Gray, W. D., & Fu, W.-t. (2004). Soft constraints in interactive behavior: The case of ignoring perfect knowledge in-the-world for imperfect knowledge in-the-head. Cognitive Science, 28(3), 359-382.
Soft Constraints in Interactive Behavior: The Case of Ignoring Perfect Knowledge In-The-World for Imperfect Knowledge In-The-Head
Constraints and dependencies among the elements of embodied cognition form patterns or microstrategies of interactive behavior. Hard constraints determine which microstrategies are possible. Soft constraints determine which of the possible microstrategies are most likely to be selected. When selection is non-deliberate or automatic the least effort microstrategy is chosen. In calculating the effort required to execute a microstrategy each of the three types of operations, memory retrieval, perception, and action, are given equal weight; that is, perceptual-motor activity does not have a privileged status with respect to memory.

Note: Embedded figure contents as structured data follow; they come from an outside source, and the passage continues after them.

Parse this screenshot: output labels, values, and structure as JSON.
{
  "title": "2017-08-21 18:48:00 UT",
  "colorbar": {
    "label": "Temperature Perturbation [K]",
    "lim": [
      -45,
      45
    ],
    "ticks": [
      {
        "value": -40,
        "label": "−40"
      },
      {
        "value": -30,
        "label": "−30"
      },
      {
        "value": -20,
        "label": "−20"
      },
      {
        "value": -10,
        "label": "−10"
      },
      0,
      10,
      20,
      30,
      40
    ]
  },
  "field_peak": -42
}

Soft constraints can work contrary to the designer’s intentions by making the access of perfect knowledge in-the-world more effortful than the access of imperfect knowledge in-the-head. These implications of soft constraints are tested in two experiments. In experiment 1 we varied the perceptual-motor effort of accessing knowledge in-the-world as well as the effort of retrieving items from memory. In experiment 2 we replicated one of the experiment 1 conditions to collect eye movement data. The results suggest that milliseconds matter. Soft constraints lead to a reliance on knowledge in-the-head even when the absolute difference in perceptual-motor versus memory retrieval effort is small, and even when relying on memory leads to a higher error rate and lower performance. We discuss the implications of soft constraints for routine interactive behavior, accounts of embodied cognition, and tool and interface design.